There are two main types of glaucoma: open-angle and angle closure. Open-angle glaucoma is the most common type of glaucoma by far and involves fluid in the eye encountering chronic resistance to outflow within the spongy channels of the eye tissue. Angle closure glaucoma involves a sudden buildup of pressure because the angle between the iris and cornea, which is the entrance to the outflow of the fluid, is narrow and is prone to acute closure.

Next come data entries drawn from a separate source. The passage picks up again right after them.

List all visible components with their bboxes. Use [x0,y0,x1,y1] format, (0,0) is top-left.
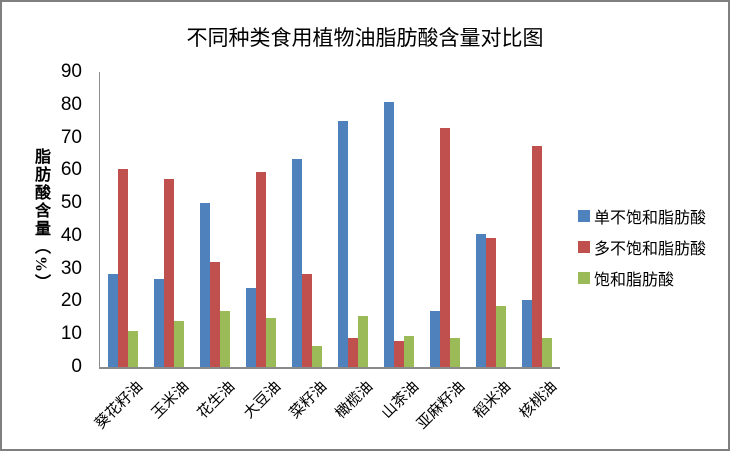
x-tick-label: 大豆油 [240,378,285,422]
x-tick-label: 亚麻籽油 [414,378,469,433]
bar [256,171,266,367]
bar [542,337,552,367]
bar [266,317,276,367]
bar [440,127,450,367]
legend-swatch-icon [578,241,590,253]
bar-group [100,168,146,367]
y-tick-label: 10 [60,323,82,345]
bar-group [284,158,330,367]
legend-swatch-icon [578,210,590,222]
x-tick-label: 玉米油 [148,378,193,422]
y-tick-label: 30 [60,257,82,279]
legend-item: 多不饱和脂肪酸 [578,237,707,258]
bar-group [192,203,238,367]
bar-group [422,127,468,367]
bar [220,311,230,367]
bar [174,321,184,367]
bar [394,340,404,367]
plot-area [99,72,560,369]
bar-group [238,171,284,367]
bar [246,288,256,367]
bar [358,316,368,367]
y-tick-label: 70 [60,126,82,148]
bar [154,278,164,367]
y-tick-label: 50 [60,192,82,214]
bar [338,121,348,367]
bar [486,237,496,367]
bar [312,345,322,367]
y-axis-title: 脂肪酸含量（%） [32,147,49,292]
chart-title: 不同种类食用植物油脂肪酸含量对比图 [186,26,544,50]
x-tick-label: 核桃油 [516,378,561,422]
legend-label: 单不饱和脂肪酸 [594,210,707,227]
bar [128,330,138,367]
y-tick-label: 40 [60,224,82,246]
bar [118,168,128,367]
bar-group [146,178,192,367]
bar [532,145,542,367]
legend-label: 饱和脂肪酸 [594,272,675,289]
bar [108,273,118,367]
x-tick-label: 葵花籽油 [92,378,147,433]
bar-group [468,234,514,367]
bar [164,178,174,367]
bar-group [514,145,560,367]
y-tick-label: 60 [60,159,82,181]
x-tick-label: 橄榄油 [332,378,377,422]
bar-group [330,121,376,367]
x-tick-label: 稻米油 [470,378,515,422]
x-tick-label: 菜籽油 [286,378,331,422]
y-tick-label: 0 [71,356,82,377]
y-tick-label: 90 [60,61,82,82]
legend: 单不饱和脂肪酸 多不饱和脂肪酸 饱和脂肪酸 [578,206,707,289]
bar [476,234,486,367]
bar [292,158,302,367]
y-tick-label: 20 [60,290,82,312]
bar [384,101,394,367]
bar [430,311,440,367]
bar [522,299,532,367]
x-tick-label: 花生油 [194,378,239,422]
legend-item: 饱和脂肪酸 [578,268,706,289]
bar [496,306,506,367]
legend-item: 单不饱和脂肪酸 [578,206,707,227]
legend-label: 多不饱和脂肪酸 [594,241,707,258]
bar [404,335,414,367]
bar [302,273,312,367]
bar-group [376,101,422,367]
y-tick-label: 80 [60,93,82,115]
bar [210,262,220,367]
bar [450,337,460,367]
bar [200,203,210,367]
bar [348,337,358,367]
legend-swatch-icon [578,272,590,284]
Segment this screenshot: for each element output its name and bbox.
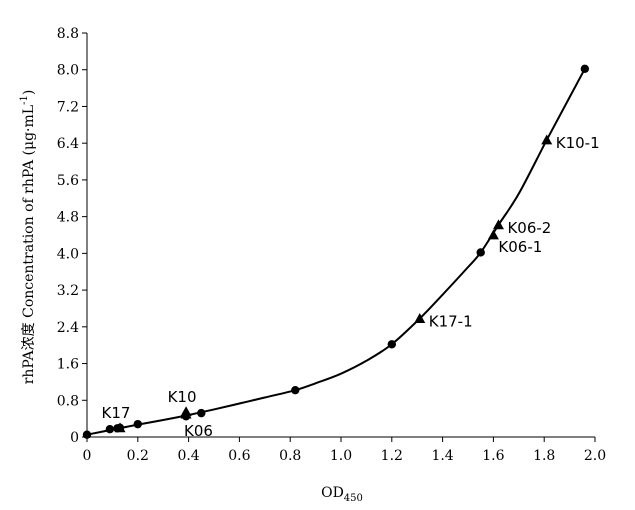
x-tick-label: 0.8 xyxy=(279,448,301,464)
y-tick-label: 8.8 xyxy=(57,26,79,42)
data-point-circle xyxy=(197,408,206,418)
x-tick-label: 0.6 xyxy=(228,448,250,464)
point-annotation-label: K17-1 xyxy=(429,313,473,331)
data-point-circle xyxy=(105,424,115,434)
y-tick-label: 3.2 xyxy=(57,283,79,299)
fit-curve-layer xyxy=(86,68,586,436)
x-axis-title: OD450 xyxy=(321,485,363,504)
x-tick-label: 0.4 xyxy=(177,448,199,464)
data-point-circle xyxy=(387,340,396,349)
data-point-circle xyxy=(133,419,142,429)
y-tick-label: 6.4 xyxy=(57,136,79,152)
data-point-circle xyxy=(82,430,92,439)
point-annotation-label: K06-2 xyxy=(507,219,551,237)
x-axis-title-main: OD xyxy=(321,485,344,501)
y-tick-label: 8.0 xyxy=(57,63,79,79)
x-tick-label: 1.6 xyxy=(482,448,504,464)
data-point-triangle xyxy=(114,422,126,433)
y-tick-label: 0 xyxy=(70,430,79,446)
x-tick-label: 2.0 xyxy=(584,448,606,464)
data-point-triangle xyxy=(492,219,504,230)
fit-curve xyxy=(86,68,586,436)
point-annotation-label: K06-1 xyxy=(498,238,542,256)
y-axis-title-main: rhPA浓度 Concentration of rhPA (μg·mL xyxy=(21,105,37,384)
y-tick-label: 5.6 xyxy=(57,173,79,189)
point-annotation-label: K10-1 xyxy=(556,134,600,152)
x-axis-title-subscript: 450 xyxy=(344,493,363,504)
x-tick-label: 0.2 xyxy=(127,448,149,464)
data-point-triangle xyxy=(180,408,192,419)
point-annotation-label: K06 xyxy=(184,422,213,440)
y-axis-title: rhPA浓度 Concentration of rhPA (μg·mL-1) xyxy=(19,90,37,385)
x-tick-label: 1.4 xyxy=(431,448,453,464)
point-annotation-label: K17 xyxy=(102,404,131,422)
y-tick-label: 4.8 xyxy=(57,210,79,226)
x-tick-label: 0 xyxy=(83,448,92,464)
x-tick-label: 1.8 xyxy=(533,448,555,464)
y-tick-label: 0.8 xyxy=(57,393,79,409)
y-tick-label: 2.4 xyxy=(57,320,79,336)
data-point-triangle xyxy=(414,313,426,323)
y-axis-title-close: ) xyxy=(21,90,37,95)
data-marks xyxy=(82,64,590,439)
data-point-triangle xyxy=(541,134,553,145)
y-tick-label: 4.0 xyxy=(57,246,79,262)
y-axis-title-superscript: -1 xyxy=(19,95,30,105)
data-point-circle xyxy=(580,64,590,74)
data-point-circle xyxy=(476,248,485,257)
point-annotation-label: K10 xyxy=(168,388,197,406)
axes: 0 0.2 0.4 0.6 0.8 1.0 1.2 1.4 1.6 1.8 2.0 0 0.8 1.6 2.… xyxy=(57,26,606,464)
y-tick-label: 7.2 xyxy=(57,99,79,115)
data-point-circle xyxy=(291,385,300,395)
x-tick-label: 1.2 xyxy=(381,448,403,464)
x-tick-label: 1.0 xyxy=(330,448,352,464)
y-tick-label: 1.6 xyxy=(57,357,79,373)
data-point-triangle xyxy=(487,229,499,240)
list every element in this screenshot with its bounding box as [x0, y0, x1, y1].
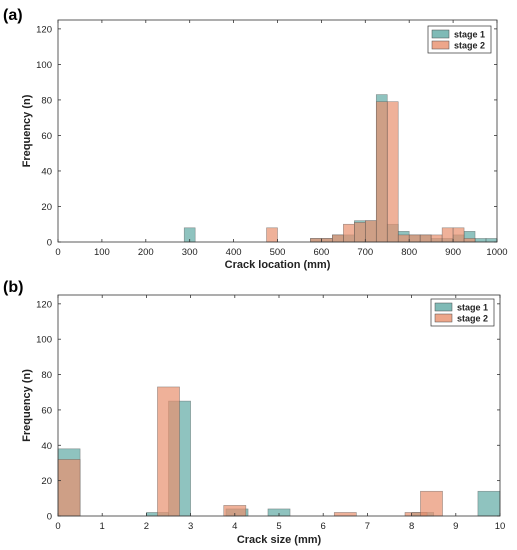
y-tick-label: 120	[36, 24, 52, 35]
x-tick-label: 10	[495, 521, 506, 532]
bar-stage-2-8	[386, 101, 399, 243]
bar-stage-2-3	[333, 512, 357, 517]
x-tick-label: 2	[144, 521, 149, 532]
bar-stage-1-17	[485, 238, 498, 243]
plot-frame	[57, 294, 501, 517]
x-tick-label: 0	[55, 247, 60, 258]
x-tick-label: 700	[357, 247, 373, 258]
x-tick-label: 1	[100, 521, 105, 532]
x-tick-label: 500	[270, 247, 286, 258]
bar-stage-2-0	[266, 227, 278, 243]
x-tick-label: 6	[321, 521, 326, 532]
bar-stage-2-4	[343, 223, 355, 243]
y-tick-label: 60	[41, 131, 52, 142]
legend-label-2: stage 2	[457, 314, 488, 324]
y-tick-label: 80	[41, 370, 52, 381]
y-tick-label: 40	[41, 441, 52, 452]
x-axis-title: Crack location (mm)	[225, 259, 331, 271]
x-tick-label: 300	[182, 247, 198, 258]
y-tick-label: 120	[36, 299, 52, 310]
x-axis-title: Crack size (mm)	[237, 534, 322, 546]
x-tick-label: 3	[188, 521, 193, 532]
bar-stage-2-15	[463, 238, 476, 243]
x-tick-label: 600	[313, 247, 329, 258]
y-tick-label: 40	[41, 166, 52, 177]
x-tick-label: 8	[409, 521, 414, 532]
bar-stage-2-5	[354, 222, 366, 243]
legend-label-1: stage 1	[454, 30, 485, 40]
legend-label-1: stage 1	[457, 303, 488, 313]
legend-swatch-1	[431, 29, 450, 39]
x-tick-label: 0	[55, 521, 60, 532]
bar-stage-2-1	[310, 238, 322, 243]
bar-stage-2-7	[375, 101, 388, 243]
panel-label: (a)	[3, 7, 23, 24]
y-tick-label: 20	[41, 476, 52, 487]
bar-stage-2-3	[332, 234, 344, 243]
bar-stage-2-5	[420, 490, 443, 517]
y-tick-label: 80	[41, 95, 52, 106]
bar-stage-2-10	[408, 234, 421, 243]
y-tick-label: 20	[41, 202, 52, 213]
x-tick-label: 1000	[486, 247, 507, 258]
panel-a: (a) 0 100 200 300 400 500 600 700 800 900 1000 0 20 40…	[3, 7, 508, 271]
x-tick-label: 9	[453, 521, 458, 532]
bar-stage-2-1	[157, 386, 180, 517]
x-tick-label: 400	[226, 247, 242, 258]
x-tick-label: 7	[365, 521, 370, 532]
bar-stage-2-14	[452, 227, 465, 243]
legend-swatch-1	[434, 302, 453, 312]
bar-stage-2-0	[57, 459, 81, 517]
legend-label-2: stage 2	[454, 41, 485, 51]
bar-stage-1-6	[477, 490, 501, 517]
x-tick-label: 4	[232, 521, 237, 532]
bar-stage-2-12	[430, 234, 443, 243]
bar-stage-2-11	[419, 234, 432, 243]
panel-label: (b)	[3, 279, 23, 296]
y-axis-title: Frequency (n)	[21, 94, 33, 167]
bar-stage-2-2	[321, 238, 333, 243]
y-tick-label: 60	[41, 405, 52, 416]
legend-swatch-2	[434, 313, 453, 323]
x-tick-label: 200	[138, 247, 154, 258]
y-tick-label: 0	[47, 238, 52, 249]
x-tick-label: 900	[445, 247, 461, 258]
bar-stage-2-13	[441, 227, 454, 243]
x-tick-label: 800	[401, 247, 417, 258]
bar-stage-1-16	[474, 238, 487, 243]
x-tick-label: 100	[94, 247, 110, 258]
bar-stage-2-9	[397, 234, 410, 243]
legend-swatch-2	[431, 40, 450, 50]
x-tick-label: 5	[276, 521, 281, 532]
y-axis-title: Frequency (n)	[21, 369, 33, 442]
y-tick-label: 100	[36, 335, 52, 346]
y-tick-label: 100	[36, 60, 52, 71]
bar-stage-2-6	[364, 220, 377, 243]
y-tick-label: 0	[47, 512, 52, 523]
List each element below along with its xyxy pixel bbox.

While there are no surefire ways to prevent glaucoma from developing, regular screenings and early detection are the best forms of protection against the harmful damage that the disease can cause. While anyone can develop glaucoma, some people are at a higher risk for developing the disease. These people may include those who:
- Are over the age of 60
- African Americans over the age of 40
- Have a family history of glaucoma
- Have poor vision
- Have diabetes
Patients should have a comprehensive dilated eye exam at least once every two years, especially if they have a higher risk of developing glaucoma. Older patients may be encouraged to be tested more frequently.
Patients typically do not experience any symptoms during the early stages of glaucoma, such as pain and vision loss. This makes it difficult for many patients to know if they have the disease. But as glaucoma progresses, patients may experience the following:
- Loss of peripheral or side vision
- Sudden eye pain
- Blurred vision
- The appearance of halos around lights
While some patients may experience symptoms from glaucoma as the disease progresses, others do not learn they have the condition until they undergo a routine eye exam.
There are several different exams performed to diagnose glaucoma, including a visual field and visual acuity test. These tests measure peripheral vision and how well patients can see at various distances. Other tests may also be performed to measure the pressure inside the eye and measure the thickness of the cornea.
What Does a Person with Glaucoma See?
Once glaucoma has been diagnosed, treatment should begin as soon as possible to help minimize the risk of permanent vision loss. There is no cure for glaucoma, so treatment focuses on relieving symptoms and preventing further damage from occurring.
Most cases of glaucoma can be treated with eye drops, laser surgery, or microsurgery. The best treatment for your individual case depends on the type and severity of the disease, and can be discussed with your doctor.
Eye drops are used to reduce fluid production in the front of the eye or to help drain excess fluid, but can lead to redness, stinging, irritation, or blurry vision. Patients should tell their doctor about any allergies they have to minimize the risk of side effects.
Laser surgery for glaucoma aims to increase the outflow of fluid from the eye or eliminate fluid blockages.
MIGS stands for minimally invasive or micro-invasive glaucoma surgery. All MIGS work to lower eye pressure by allowing fluid to drain more easily from the eye – either through the implantation of a tiny stent or by improving the function of the normal drainage pipes of the eye. These procedures are most commonly done at the time of cataract surgery and are generally quick, causing no major disruption to the eye tissue. MIGS is recommended for mild to moderate glaucoma and can sometimes reduce the burden of taking eye drops to lower eye pressure. There are many MIGS devices and our doctors pick the appropriate device for each patient. Having MIGS surgery does not rule out other procedures or another MIGS surgery in the future.
Oregon Eye Specialists has experienced MIGS surgeons practicing in the Lake Grove, Aloha, Tualatin, Newberg and Providence Portland Medical Center clinics.
Microsurgery involves creating a new channel to drain fluid from the eye and reducing the pressure that causes glaucoma. Surgery is often performed after medication and laser procedures have failed.